Netflix is trading down over 10% this morning but it still is up from where it was before the first quarter report. There are some analysts defending the stock and there may be some bargain hunters but Netflix is a tough stock to value and there is going to be a high level of uncertainty about its shorter term direction.
One positive for the market is that Netflix is a company-specific issue. Its subscriber shortfall isn't indicative of a broader trend like a big miss by a semiconductor company or issues with smart phones. Those reports are still to come and Netflix shouldn't be considered a harbinger of a lousy quarter for earnings.
The market's attention will quickly shift to other reports such as Johnson & Johnson (JNJ) which is trading down on an in-line report in the early going. Goldman Sachs (GS) is out and there will be a number of other major reports on Thursday.
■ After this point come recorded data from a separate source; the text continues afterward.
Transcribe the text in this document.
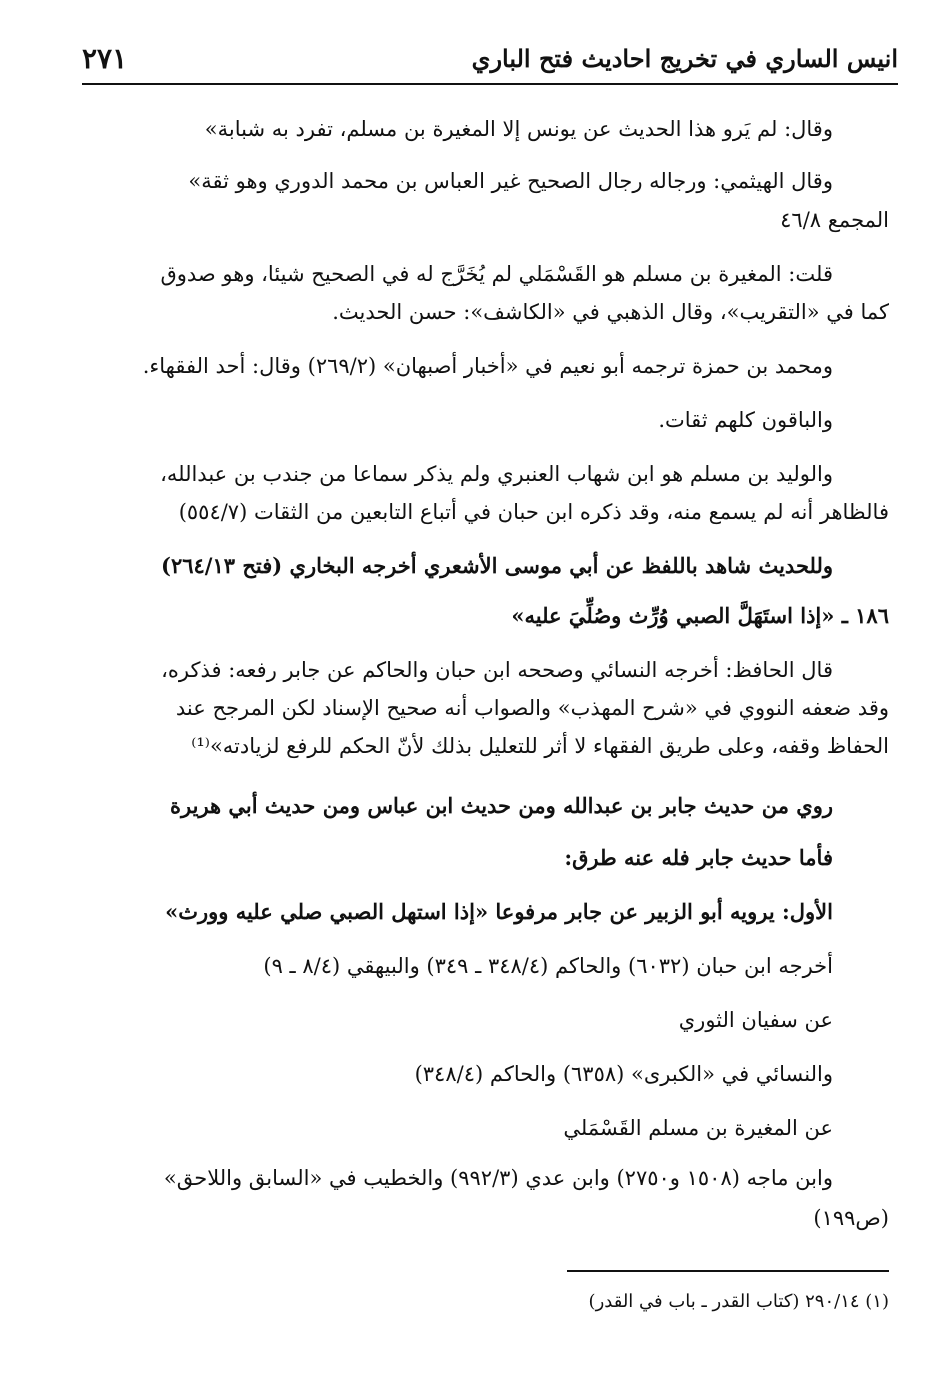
انيس الساري في تخريج احاديث فتح الباري
٢٧١
وقال: لم يَرو هذا الحديث عن يونس إلا المغيرة بن مسلم، تفرد به شبابة»
وقال الهيثمي: ورجاله رجال الصحيح غير العباس بن محمد الدوري وهو ثقة»
المجمع ٤٦/٨
قلت: المغيرة بن مسلم هو القَسْمَلي لم يُخَرَّج له في الصحيح شيئا، وهو صدوق
كما في «التقريب»، وقال الذهبي في «الكاشف»: حسن الحديث.
ومحمد بن حمزة ترجمه أبو نعيم في «أخبار أصبهان» (٢٦٩/٢) وقال: أحد الفقهاء.
والباقون كلهم ثقات.
والوليد بن مسلم هو ابن شهاب العنبري ولم يذكر سماعا من جندب بن عبدالله،
فالظاهر أنه لم يسمع منه، وقد ذكره ابن حبان في أتباع التابعين من الثقات (٥٥٤/٧)
وللحديث شاهد باللفظ عن أبي موسى الأشعري أخرجه البخاري (فتح ٢٦٤/١٣)
١٨٦ ـ «إذا استَهَلَّ الصبي وُرِّث وصُلِّيَ عليه»
قال الحافظ: أخرجه النسائي وصححه ابن حبان والحاكم عن جابر رفعه: فذكره،
وقد ضعفه النووي في «شرح المهذب» والصواب أنه صحيح الإسناد لكن المرجح عند
الحفاظ وقفه، وعلى طريق الفقهاء لا أثر للتعليل بذلك لأنّ الحكم للرفع لزيادته»⁽¹⁾
روي من حديث جابر بن عبدالله ومن حديث ابن عباس ومن حديث أبي هريرة
فأما حديث جابر فله عنه طرق:
الأول: يرويه أبو الزبير عن جابر مرفوعا «إذا استهل الصبي صلي عليه وورث»
أخرجه ابن حبان (٦٠٣٢) والحاكم (٣٤٨/٤ ـ ٣٤٩) والبيهقي (٨/٤ ـ ٩)
عن سفيان الثوري
والنسائي في «الكبرى» (٦٣٥٨) والحاكم (٣٤٨/٤)
عن المغيرة بن مسلم القَسْمَلي
وابن ماجه (١٥٠٨ و٢٧٥٠) وابن عدي (٩٩٢/٣) والخطيب في «السابق واللاحق»
(ص١٩٩)
(١) ٢٩٠/١٤ (كتاب القدر ـ باب في القدر)
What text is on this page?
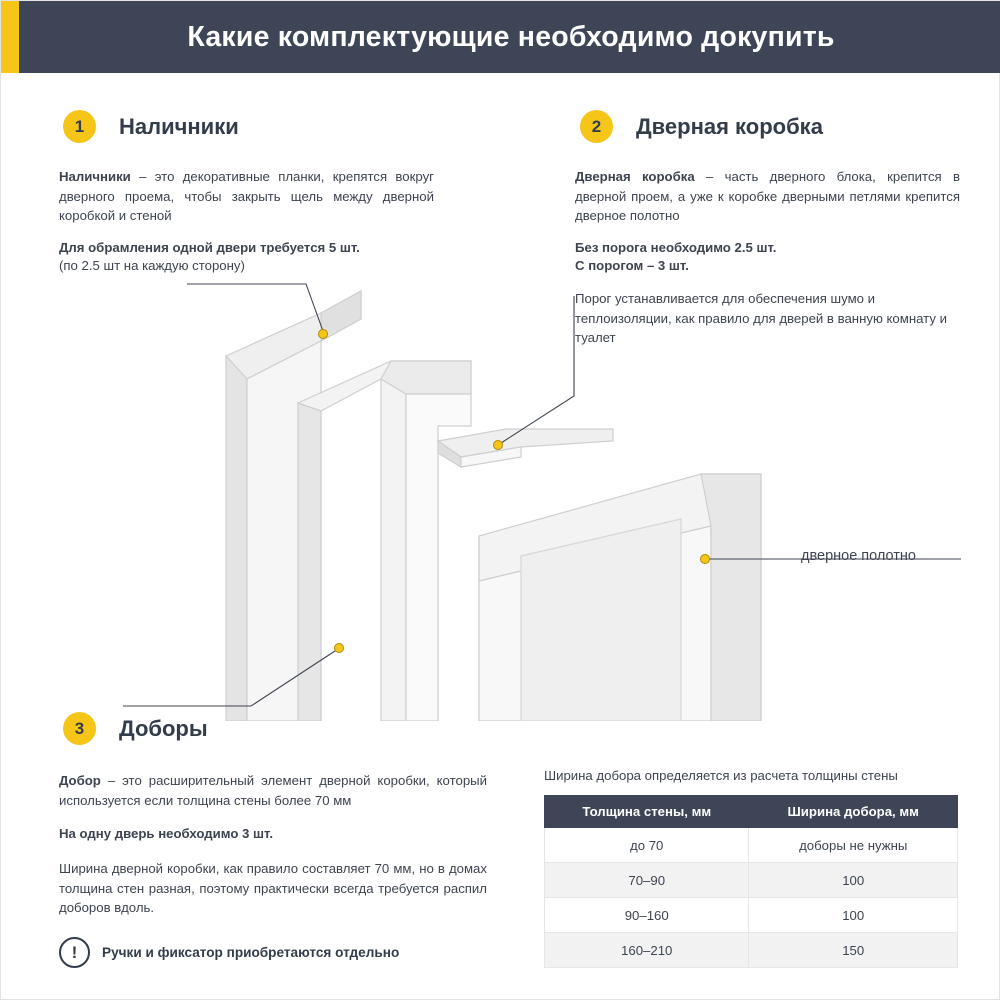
Какие комплектующие необходимо докупить
1	Наличники
Наличники – это декоративные планки, крепятся вокруг дверного проема, чтобы закрыть щель между дверной коробкой и стеной
Для обрамления одной двери требуется 5 шт.
(по 2.5 шт на каждую сторону)
2	Дверная коробка
Дверная коробка – часть дверного блока, крепится в дверной проем, а уже к коробке дверными петлями крепится дверное полотно
Без порога необходимо 2.5 шт.
С порогом – 3 шт.
Порог устанавливается для обеспечения шумо и теплоизоляции, как правило для дверей в ванную комнату и туалет
дверное полотно
3	Доборы
Добор – это расширительный элемент дверной коробки, который используется если толщина стены более 70 мм
На одну дверь необходимо 3 шт.
Ширина дверной коробки, как правило составляет 70 мм, но в домах толщина стен разная, поэтому практически всегда требуется распил доборов вдоль.
!	Ручки и фиксатор приобретаются отдельно
Ширина добора определяется из расчета толщины стены
Толщина стены, мм	Ширина добора, мм
до 70	доборы не нужны
70–90	100
90–160	100
160–210	150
Fed Chairman Jerome Powell is on deck as he begins two days of testimony in front of Congress. Powell has been indicating the economy is strong enough to handle some additional interest rate hikes especially since inflation remains under target levels. He is likely to be asked about the impact on the economy of the trade wars and that may actually be a market positive if he indicates that the Fed has some concerns about how that may effect economic growth.
Technically the market has had some struggles lately and it is time for some caution. Broad weakness on Monday was covered up by unusual strength in big banks. Bank of America (BAC) had its best one-day reaction to earnings in nearly seven years.
My major concern is the stodgy action in small caps. This was well illustrated in breadth that was nearly 2 to 1 negative. The pockets of strength were very sparse, and it looked like traders couldn't find much of a reason to put there cash at risk. It was a tough market in which to make progress and it will be even tougher if there isn't a better tone to earnings other than banks.